Après la découverte d’outils de piratages dans l’archive non cryptée diffusée mi-avril par le groupe de hackers Shadows Brokers, Luke Jennings, un chercheur en sécurité travaillant pour le consultant en sécurité Countercept a mis au point un outil gratuit qui permet de savoir si votre ordinateur a été infecté par un implant-espion supposément développé par l'Agence de sécurité nationale américaine (NSA). Le script conçu par le chercheur permet de détecter un spyware appelé Doublepulsar, intégré dans un grand nombre d’exploits Windows retrouvé dans la fuite. Cet implant peut servir à charger d'autres logiciels malveillants.
Le script de Luke Jennings, qui nécessite quelques compétences en programmation, est disponible en téléchargement libre sur GitHub. Des chercheurs en sécurité ont déjà fait tourner le script pour rechercher les machines infectées par l'implant. Leurs résultats ont été très variables puisqu’ils ont trouvé entre 30 et 100 000 ordinateurs infectés dans le monde. Des graphiques publiés sur Tweeter par Below0Day, une entreprise spécialisée dans les tests de pénétration, permettent de voir les pays les plus touchés. Les États-Unis arrivent nettement en tête avec 11 000 machines infectées. Plusieurs autres pays, dont le Royaume-Uni, Taiwan et l'Allemagne, comptent plus de 1500 machines infectées.

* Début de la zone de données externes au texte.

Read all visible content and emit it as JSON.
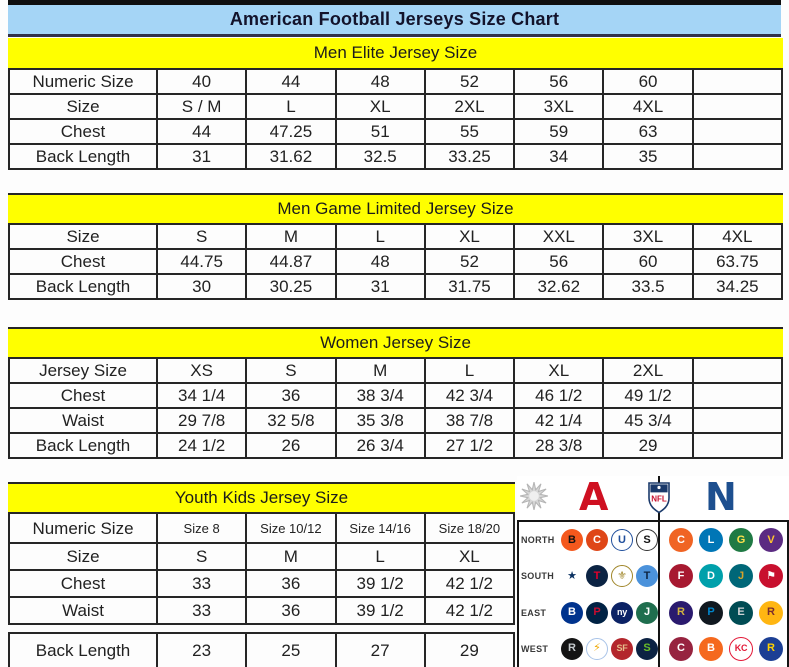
{
  "title": "American Football Jerseys Size Chart",
  "colors": {
    "title_bar_bg": "#a5d5f6",
    "section_header_bg": "#ffff00",
    "table_border": "#262626",
    "afc_red": "#cf1021",
    "nfc_blue": "#1d4f8f"
  },
  "tables": [
    {
      "header": "Men Elite Jersey Size",
      "rows": [
        {
          "label": "Numeric Size",
          "cells": [
            "40",
            "44",
            "48",
            "52",
            "56",
            "60",
            ""
          ]
        },
        {
          "label": "Size",
          "cells": [
            "S / M",
            "L",
            "XL",
            "2XL",
            "3XL",
            "4XL",
            ""
          ]
        },
        {
          "label": "Chest",
          "cells": [
            "44",
            "47.25",
            "51",
            "55",
            "59",
            "63",
            ""
          ]
        },
        {
          "label": "Back Length",
          "cells": [
            "31",
            "31.62",
            "32.5",
            "33.25",
            "34",
            "35",
            ""
          ]
        }
      ]
    },
    {
      "header": "Men Game Limited Jersey Size",
      "rows": [
        {
          "label": "Size",
          "cells": [
            "S",
            "M",
            "L",
            "XL",
            "XXL",
            "3XL",
            "4XL"
          ]
        },
        {
          "label": "Chest",
          "cells": [
            "44.75",
            "44.87",
            "48",
            "52",
            "56",
            "60",
            "63.75"
          ]
        },
        {
          "label": "Back Length",
          "cells": [
            "30",
            "30.25",
            "31",
            "31.75",
            "32.62",
            "33.5",
            "34.25"
          ]
        }
      ]
    },
    {
      "header": "Women Jersey Size",
      "rows": [
        {
          "label": "Jersey Size",
          "cells": [
            "XS",
            "S",
            "M",
            "L",
            "XL",
            "2XL",
            ""
          ]
        },
        {
          "label": "Chest",
          "cells": [
            "34 1/4",
            "36",
            "38 3/4",
            "42 3/4",
            "46 1/2",
            "49 1/2",
            ""
          ]
        },
        {
          "label": "Waist",
          "cells": [
            "29 7/8",
            "32 5/8",
            "35 3/8",
            "38 7/8",
            "42 1/4",
            "45 3/4",
            ""
          ]
        },
        {
          "label": "Back Length",
          "cells": [
            "24 1/2",
            "26",
            "26 3/4",
            "27 1/2",
            "28 3/8",
            "29",
            ""
          ]
        }
      ]
    },
    {
      "header": "Youth Kids Jersey Size",
      "rows": [
        {
          "label": "Numeric Size",
          "small": true,
          "cells": [
            "Size 8",
            "Size 10/12",
            "Size 14/16",
            "Size 18/20"
          ]
        },
        {
          "label": "Size",
          "cells": [
            "S",
            "M",
            "L",
            "XL"
          ]
        },
        {
          "label": "Chest",
          "cells": [
            "33",
            "36",
            "39 1/2",
            "42 1/2"
          ]
        },
        {
          "label": "Waist",
          "cells": [
            "33",
            "36",
            "39 1/2",
            "42 1/2"
          ]
        },
        {
          "label": "Back Length",
          "cells": [
            "23",
            "25",
            "27",
            "29"
          ]
        }
      ]
    }
  ],
  "logo_panel": {
    "sunburst_icon": "sunburst-icon",
    "afc_label": "A",
    "nfl_label": "NFL",
    "nfc_label": "N",
    "divisions": [
      {
        "label": "NORTH",
        "afc": [
          {
            "name": "bengals",
            "abbr": "B",
            "bg": "#f4581d",
            "fg": "#111111"
          },
          {
            "name": "browns",
            "abbr": "C",
            "bg": "#df4617",
            "fg": "#ffffff"
          },
          {
            "name": "colts",
            "abbr": "U",
            "bg": "#ffffff",
            "fg": "#1f4e9c",
            "bd": "#1f4e9c"
          },
          {
            "name": "steelers",
            "abbr": "S",
            "bg": "#ffffff",
            "fg": "#111111",
            "bd": "#333333"
          }
        ],
        "nfc": [
          {
            "name": "bears",
            "abbr": "C",
            "bg": "#f06424",
            "fg": "#ffffff"
          },
          {
            "name": "lions",
            "abbr": "L",
            "bg": "#0076b6",
            "fg": "#ffffff"
          },
          {
            "name": "packers",
            "abbr": "G",
            "bg": "#1f7a44",
            "fg": "#ffe24d"
          },
          {
            "name": "vikings",
            "abbr": "V",
            "bg": "#5b2b82",
            "fg": "#ffc62f"
          }
        ]
      },
      {
        "label": "SOUTH",
        "afc": [
          {
            "name": "cowboys",
            "abbr": "★",
            "bg": "#ffffff",
            "fg": "#0a3161"
          },
          {
            "name": "texans",
            "abbr": "T",
            "bg": "#0b2343",
            "fg": "#e4002b"
          },
          {
            "name": "saints",
            "abbr": "⚜",
            "bg": "#ffffff",
            "fg": "#a08629",
            "bd": "#a08629"
          },
          {
            "name": "titans",
            "abbr": "T",
            "bg": "#4b92db",
            "fg": "#0c2340"
          }
        ],
        "nfc": [
          {
            "name": "falcons",
            "abbr": "F",
            "bg": "#a71930",
            "fg": "#ffffff"
          },
          {
            "name": "dolphins",
            "abbr": "D",
            "bg": "#00a0ab",
            "fg": "#ffffff"
          },
          {
            "name": "jaguars",
            "abbr": "J",
            "bg": "#006778",
            "fg": "#d7a22a"
          },
          {
            "name": "buccaneers",
            "abbr": "⚑",
            "bg": "#c8102e",
            "fg": "#ffffff"
          }
        ]
      },
      {
        "label": "EAST",
        "afc": [
          {
            "name": "bills",
            "abbr": "B",
            "bg": "#00338d",
            "fg": "#ffffff"
          },
          {
            "name": "patriots",
            "abbr": "P",
            "bg": "#002244",
            "fg": "#c60c30"
          },
          {
            "name": "giants",
            "abbr": "ny",
            "bg": "#0b2265",
            "fg": "#ffffff"
          },
          {
            "name": "jets",
            "abbr": "J",
            "bg": "#1f6e4e",
            "fg": "#ffffff"
          }
        ],
        "nfc": [
          {
            "name": "ravens",
            "abbr": "R",
            "bg": "#2a1a6e",
            "fg": "#d0b240"
          },
          {
            "name": "panthers",
            "abbr": "P",
            "bg": "#10181f",
            "fg": "#0085ca"
          },
          {
            "name": "eagles",
            "abbr": "E",
            "bg": "#004c54",
            "fg": "#cfd4d6"
          },
          {
            "name": "redskins",
            "abbr": "R",
            "bg": "#ffb612",
            "fg": "#7a2e2e"
          }
        ]
      },
      {
        "label": "WEST",
        "afc": [
          {
            "name": "raiders",
            "abbr": "R",
            "bg": "#141414",
            "fg": "#c4c9cc"
          },
          {
            "name": "chargers",
            "abbr": "⚡",
            "bg": "#ffffff",
            "fg": "#f0a800",
            "bd": "#a8c3e8"
          },
          {
            "name": "49ers",
            "abbr": "SF",
            "bg": "#b3262c",
            "fg": "#e6be8a"
          },
          {
            "name": "seahawks",
            "abbr": "S",
            "bg": "#0b2243",
            "fg": "#69be28"
          }
        ],
        "nfc": [
          {
            "name": "cardinals",
            "abbr": "C",
            "bg": "#97233f",
            "fg": "#ffffff"
          },
          {
            "name": "broncos",
            "abbr": "B",
            "bg": "#f5691e",
            "fg": "#ffffff"
          },
          {
            "name": "chiefs",
            "abbr": "KC",
            "bg": "#ffffff",
            "fg": "#e31837",
            "bd": "#e31837"
          },
          {
            "name": "rams",
            "abbr": "R",
            "bg": "#1c3f94",
            "fg": "#ffd100"
          }
        ]
      }
    ]
  }
}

Les anciens systèmes Windows les plus vulnérables
Selon Luke Jennnings, « il est difficile de savoir exactement quand ces machines ont été infectées par l'implant ». Cependant, les exploits attribués à la NSA qui diffusent Doublepulsar ont été disséminés il y a une semaine, si bien qu’une personne ayant des compétences en piratage pourrait commencer à les utiliser. Les experts en sécurité craignent que des cybercriminels ou des gouvernements étrangers ne s’emparent de ces exploits pour mener via Internet des attaques contre des machines vulnérables. Selon les mêmes chercheurs, les ordinateurs tournant avec d’anciens systèmes Windows ou avec des OS Windows qui ne sont pas à jour sont particulièrement exposés. Le redémarrage d'un système infecté supprime l'implant, mais n’élimine pas nécessairement le malware associé.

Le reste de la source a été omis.